Two new studies show that AI trained to identify hate speech may actually end up amplifying racial bias. In one study, researchers found that leading AI models for processing hate speech were one-and-a-half times more likely to flag tweets as offensive or hateful when they were written by African Americans, and 2.2 times more likely to flag tweets written in African American English (which is commonly spoken by black people in the US).
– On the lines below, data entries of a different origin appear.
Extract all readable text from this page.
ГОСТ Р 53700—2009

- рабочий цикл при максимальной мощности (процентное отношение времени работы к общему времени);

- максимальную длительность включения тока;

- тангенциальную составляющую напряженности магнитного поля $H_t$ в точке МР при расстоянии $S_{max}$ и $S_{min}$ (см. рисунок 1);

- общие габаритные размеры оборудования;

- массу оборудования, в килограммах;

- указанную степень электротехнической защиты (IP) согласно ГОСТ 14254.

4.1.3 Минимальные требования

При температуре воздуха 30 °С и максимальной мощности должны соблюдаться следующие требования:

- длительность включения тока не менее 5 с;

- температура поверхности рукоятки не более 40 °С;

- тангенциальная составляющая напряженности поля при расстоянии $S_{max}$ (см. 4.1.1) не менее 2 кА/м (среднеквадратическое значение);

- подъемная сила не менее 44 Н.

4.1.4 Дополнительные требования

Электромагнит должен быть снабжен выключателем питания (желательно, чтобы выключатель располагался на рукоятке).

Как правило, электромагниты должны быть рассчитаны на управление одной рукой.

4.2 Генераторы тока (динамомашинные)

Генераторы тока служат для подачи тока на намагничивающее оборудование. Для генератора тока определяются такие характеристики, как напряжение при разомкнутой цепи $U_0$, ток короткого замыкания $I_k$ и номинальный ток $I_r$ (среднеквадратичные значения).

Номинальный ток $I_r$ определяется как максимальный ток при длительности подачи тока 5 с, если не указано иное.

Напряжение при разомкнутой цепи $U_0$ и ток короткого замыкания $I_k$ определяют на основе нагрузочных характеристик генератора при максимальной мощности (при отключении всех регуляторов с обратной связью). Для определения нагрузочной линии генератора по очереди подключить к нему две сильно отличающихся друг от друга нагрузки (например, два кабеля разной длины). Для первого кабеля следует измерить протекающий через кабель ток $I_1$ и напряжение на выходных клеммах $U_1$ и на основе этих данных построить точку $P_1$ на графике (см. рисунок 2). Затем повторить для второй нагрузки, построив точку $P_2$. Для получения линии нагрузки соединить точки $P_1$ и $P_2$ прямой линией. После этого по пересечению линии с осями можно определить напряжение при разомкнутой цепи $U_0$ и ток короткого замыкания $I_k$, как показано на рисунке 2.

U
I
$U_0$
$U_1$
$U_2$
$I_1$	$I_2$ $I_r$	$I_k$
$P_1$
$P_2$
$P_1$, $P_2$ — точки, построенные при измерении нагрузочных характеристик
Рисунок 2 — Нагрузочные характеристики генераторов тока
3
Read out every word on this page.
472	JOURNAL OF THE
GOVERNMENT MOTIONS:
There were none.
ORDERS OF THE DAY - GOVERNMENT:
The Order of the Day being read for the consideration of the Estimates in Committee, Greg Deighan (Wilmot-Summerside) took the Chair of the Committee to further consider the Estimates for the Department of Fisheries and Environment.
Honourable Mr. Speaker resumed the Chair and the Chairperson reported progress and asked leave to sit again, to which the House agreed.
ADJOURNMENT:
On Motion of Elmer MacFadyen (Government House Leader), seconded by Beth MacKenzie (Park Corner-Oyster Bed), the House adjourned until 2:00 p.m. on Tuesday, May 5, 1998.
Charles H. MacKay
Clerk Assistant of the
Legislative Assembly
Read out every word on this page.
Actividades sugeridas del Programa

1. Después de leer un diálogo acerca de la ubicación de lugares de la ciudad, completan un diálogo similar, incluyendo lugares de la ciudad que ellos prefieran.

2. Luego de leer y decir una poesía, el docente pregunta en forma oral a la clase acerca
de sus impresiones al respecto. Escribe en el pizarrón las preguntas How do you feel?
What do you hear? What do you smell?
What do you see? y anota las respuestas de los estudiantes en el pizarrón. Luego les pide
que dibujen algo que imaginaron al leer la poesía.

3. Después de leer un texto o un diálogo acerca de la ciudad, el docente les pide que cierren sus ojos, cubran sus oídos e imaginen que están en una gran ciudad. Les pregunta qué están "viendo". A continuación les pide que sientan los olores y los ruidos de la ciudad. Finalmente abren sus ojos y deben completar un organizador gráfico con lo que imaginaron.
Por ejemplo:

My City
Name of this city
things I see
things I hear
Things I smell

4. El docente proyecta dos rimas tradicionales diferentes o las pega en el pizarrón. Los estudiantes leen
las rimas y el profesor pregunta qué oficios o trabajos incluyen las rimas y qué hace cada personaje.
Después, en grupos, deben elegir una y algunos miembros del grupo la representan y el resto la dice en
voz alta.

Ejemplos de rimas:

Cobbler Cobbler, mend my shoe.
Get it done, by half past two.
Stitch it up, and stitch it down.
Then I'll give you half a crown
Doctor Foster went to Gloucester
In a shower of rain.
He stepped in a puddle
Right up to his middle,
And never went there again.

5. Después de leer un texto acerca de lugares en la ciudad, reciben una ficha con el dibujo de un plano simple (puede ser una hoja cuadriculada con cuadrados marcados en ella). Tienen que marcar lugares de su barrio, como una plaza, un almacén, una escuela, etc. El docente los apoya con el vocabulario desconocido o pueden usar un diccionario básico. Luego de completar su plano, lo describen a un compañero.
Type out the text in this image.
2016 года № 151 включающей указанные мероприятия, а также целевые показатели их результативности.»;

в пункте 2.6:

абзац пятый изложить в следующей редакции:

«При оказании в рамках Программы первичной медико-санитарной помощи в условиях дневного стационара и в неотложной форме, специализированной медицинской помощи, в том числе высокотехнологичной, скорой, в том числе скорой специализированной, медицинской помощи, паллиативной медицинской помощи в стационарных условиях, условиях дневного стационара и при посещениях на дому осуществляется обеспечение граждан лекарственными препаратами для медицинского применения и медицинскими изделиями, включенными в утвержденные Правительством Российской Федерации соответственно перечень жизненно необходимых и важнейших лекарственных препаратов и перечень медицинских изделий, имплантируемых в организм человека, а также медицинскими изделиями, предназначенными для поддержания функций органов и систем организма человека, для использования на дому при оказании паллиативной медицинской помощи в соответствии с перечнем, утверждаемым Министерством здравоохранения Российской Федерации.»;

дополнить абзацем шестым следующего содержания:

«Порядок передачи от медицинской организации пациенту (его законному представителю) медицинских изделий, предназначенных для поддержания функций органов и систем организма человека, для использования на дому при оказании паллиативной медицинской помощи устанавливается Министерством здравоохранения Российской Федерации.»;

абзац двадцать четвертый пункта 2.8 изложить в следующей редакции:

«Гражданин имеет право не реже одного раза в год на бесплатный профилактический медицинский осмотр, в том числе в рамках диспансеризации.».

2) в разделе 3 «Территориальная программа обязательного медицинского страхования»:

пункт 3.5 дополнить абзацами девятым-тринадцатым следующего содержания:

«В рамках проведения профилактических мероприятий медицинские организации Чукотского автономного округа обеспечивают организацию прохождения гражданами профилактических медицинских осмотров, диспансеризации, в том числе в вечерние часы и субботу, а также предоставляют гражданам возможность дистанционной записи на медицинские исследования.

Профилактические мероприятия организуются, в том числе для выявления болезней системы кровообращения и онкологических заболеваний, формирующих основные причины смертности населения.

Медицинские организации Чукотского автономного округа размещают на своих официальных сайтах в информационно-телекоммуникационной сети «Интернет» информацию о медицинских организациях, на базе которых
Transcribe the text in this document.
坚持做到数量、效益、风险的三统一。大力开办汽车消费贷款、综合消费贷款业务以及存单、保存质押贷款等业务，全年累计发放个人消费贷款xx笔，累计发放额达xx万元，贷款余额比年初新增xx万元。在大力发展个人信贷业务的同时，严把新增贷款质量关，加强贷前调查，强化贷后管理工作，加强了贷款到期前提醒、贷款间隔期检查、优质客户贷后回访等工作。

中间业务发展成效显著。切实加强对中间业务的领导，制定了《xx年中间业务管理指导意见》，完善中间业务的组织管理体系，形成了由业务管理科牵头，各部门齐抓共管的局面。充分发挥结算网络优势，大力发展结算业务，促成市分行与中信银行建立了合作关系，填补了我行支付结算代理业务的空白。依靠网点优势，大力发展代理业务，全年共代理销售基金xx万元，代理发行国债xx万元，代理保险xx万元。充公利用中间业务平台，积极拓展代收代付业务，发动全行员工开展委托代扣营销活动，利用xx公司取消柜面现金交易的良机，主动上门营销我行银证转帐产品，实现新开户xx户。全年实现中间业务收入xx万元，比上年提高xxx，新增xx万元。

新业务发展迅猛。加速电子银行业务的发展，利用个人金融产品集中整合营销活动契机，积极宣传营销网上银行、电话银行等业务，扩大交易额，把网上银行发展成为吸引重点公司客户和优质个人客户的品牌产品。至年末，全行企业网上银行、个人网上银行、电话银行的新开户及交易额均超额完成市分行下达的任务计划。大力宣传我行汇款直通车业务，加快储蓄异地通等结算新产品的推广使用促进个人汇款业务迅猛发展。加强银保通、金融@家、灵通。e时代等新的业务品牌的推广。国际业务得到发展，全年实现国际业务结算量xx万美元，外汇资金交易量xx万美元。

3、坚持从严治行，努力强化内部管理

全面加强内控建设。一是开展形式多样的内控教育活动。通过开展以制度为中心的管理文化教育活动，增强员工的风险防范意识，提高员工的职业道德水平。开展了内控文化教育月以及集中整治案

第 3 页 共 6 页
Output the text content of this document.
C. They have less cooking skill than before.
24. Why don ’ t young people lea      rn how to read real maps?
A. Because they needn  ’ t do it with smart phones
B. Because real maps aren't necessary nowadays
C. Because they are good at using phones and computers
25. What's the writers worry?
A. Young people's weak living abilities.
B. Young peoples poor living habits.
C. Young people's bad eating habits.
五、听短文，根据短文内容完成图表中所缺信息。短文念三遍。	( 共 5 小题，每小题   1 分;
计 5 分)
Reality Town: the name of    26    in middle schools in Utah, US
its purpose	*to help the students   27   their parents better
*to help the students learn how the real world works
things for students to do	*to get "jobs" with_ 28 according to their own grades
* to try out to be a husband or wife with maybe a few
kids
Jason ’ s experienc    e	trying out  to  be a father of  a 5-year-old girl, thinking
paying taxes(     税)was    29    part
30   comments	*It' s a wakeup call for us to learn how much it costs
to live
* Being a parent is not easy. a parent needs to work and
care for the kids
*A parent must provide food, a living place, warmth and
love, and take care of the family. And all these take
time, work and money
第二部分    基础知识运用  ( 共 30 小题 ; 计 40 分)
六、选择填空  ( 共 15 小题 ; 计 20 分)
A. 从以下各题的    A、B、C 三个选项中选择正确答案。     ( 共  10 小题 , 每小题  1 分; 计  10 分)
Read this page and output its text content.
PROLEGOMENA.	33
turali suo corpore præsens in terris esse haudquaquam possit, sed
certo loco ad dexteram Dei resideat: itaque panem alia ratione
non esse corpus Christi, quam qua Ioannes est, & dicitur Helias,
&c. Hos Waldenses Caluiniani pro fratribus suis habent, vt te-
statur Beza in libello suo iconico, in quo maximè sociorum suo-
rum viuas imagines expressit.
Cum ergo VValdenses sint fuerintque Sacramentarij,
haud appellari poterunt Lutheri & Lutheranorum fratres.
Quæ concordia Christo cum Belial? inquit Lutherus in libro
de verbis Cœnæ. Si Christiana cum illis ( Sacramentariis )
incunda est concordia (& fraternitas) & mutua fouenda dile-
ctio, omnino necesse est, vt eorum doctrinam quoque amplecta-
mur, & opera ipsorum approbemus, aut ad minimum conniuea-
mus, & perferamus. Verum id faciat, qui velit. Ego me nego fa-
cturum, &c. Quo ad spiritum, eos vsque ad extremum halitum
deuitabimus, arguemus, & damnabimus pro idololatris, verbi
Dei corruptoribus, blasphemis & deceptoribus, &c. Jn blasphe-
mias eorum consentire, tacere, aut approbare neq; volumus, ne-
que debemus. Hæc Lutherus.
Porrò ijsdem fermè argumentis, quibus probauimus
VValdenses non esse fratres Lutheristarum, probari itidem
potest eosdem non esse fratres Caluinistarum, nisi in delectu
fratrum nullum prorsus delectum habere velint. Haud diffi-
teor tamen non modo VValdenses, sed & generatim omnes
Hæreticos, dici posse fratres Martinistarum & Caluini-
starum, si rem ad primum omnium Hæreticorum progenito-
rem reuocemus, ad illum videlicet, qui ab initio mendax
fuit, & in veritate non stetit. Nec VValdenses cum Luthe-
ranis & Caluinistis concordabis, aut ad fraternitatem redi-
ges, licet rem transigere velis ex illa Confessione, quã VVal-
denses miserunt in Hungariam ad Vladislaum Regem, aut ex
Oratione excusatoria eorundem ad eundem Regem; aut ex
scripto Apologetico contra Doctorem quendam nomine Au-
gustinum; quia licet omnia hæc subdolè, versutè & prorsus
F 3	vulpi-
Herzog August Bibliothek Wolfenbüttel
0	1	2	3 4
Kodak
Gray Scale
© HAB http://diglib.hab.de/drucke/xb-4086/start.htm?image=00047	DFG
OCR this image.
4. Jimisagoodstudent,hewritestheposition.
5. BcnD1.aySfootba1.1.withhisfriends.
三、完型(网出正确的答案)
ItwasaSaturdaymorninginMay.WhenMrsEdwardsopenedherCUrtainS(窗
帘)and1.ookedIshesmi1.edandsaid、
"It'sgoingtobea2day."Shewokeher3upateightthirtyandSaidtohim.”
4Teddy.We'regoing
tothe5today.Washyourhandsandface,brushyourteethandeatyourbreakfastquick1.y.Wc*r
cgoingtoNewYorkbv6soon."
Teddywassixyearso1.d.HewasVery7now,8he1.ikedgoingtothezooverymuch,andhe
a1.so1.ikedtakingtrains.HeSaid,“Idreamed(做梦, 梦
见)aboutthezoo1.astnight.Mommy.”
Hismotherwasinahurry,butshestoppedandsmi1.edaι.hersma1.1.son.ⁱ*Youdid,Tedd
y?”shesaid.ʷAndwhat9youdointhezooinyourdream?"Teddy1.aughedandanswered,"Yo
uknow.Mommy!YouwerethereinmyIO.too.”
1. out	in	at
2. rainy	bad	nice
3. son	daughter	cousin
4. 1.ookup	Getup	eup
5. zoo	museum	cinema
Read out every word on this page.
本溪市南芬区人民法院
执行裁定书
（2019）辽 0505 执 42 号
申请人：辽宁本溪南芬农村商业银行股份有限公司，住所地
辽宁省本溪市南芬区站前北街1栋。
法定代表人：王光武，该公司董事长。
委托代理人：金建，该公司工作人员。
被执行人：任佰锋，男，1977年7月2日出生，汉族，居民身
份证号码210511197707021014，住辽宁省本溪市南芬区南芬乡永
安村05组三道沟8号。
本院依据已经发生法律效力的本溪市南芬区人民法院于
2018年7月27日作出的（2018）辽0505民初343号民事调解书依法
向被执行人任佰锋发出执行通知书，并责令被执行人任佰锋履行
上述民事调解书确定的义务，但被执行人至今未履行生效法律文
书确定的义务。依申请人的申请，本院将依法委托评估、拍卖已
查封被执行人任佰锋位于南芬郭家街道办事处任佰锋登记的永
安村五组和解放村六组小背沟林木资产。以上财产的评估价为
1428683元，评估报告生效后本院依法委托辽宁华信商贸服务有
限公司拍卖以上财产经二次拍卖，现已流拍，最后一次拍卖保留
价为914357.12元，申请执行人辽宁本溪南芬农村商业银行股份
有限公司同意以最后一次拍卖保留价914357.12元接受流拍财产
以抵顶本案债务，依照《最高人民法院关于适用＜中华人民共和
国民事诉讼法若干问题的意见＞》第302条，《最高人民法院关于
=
Another study found similar widespread evidence of racial bias against black speech in five widely used academic data sets for studying hate speech that totaled around 155,800 Twitter posts.

This is in large part because what is considered offensive depends on social context. Terms that are slurs when used in some settings — like the “n-word” or “queer” — may not be in others. But algorithms — and content moderators who grade the test data that teaches these algorithms how to do their job — don’t usually know the context of the comments they’re reviewing.

Both papers, presented at a recent prestigious annual conference for computational linguistics, show how natural language processing AI — which is often proposed as a tool to objectively identify offensive language — can amplify the same biases that human beings have. They also prove how the test data that feeds these algorithms have baked-in bias from the start.

Anecdotally, activists have for some time accused platforms like Facebook of policing the speech of black Americans more strictly than that of white Americans. In one notable case reported on by Reveal, a black woman was banned from Facebook for posting the same “Dear White People” note that many of her white friends posted without suffering any consequences.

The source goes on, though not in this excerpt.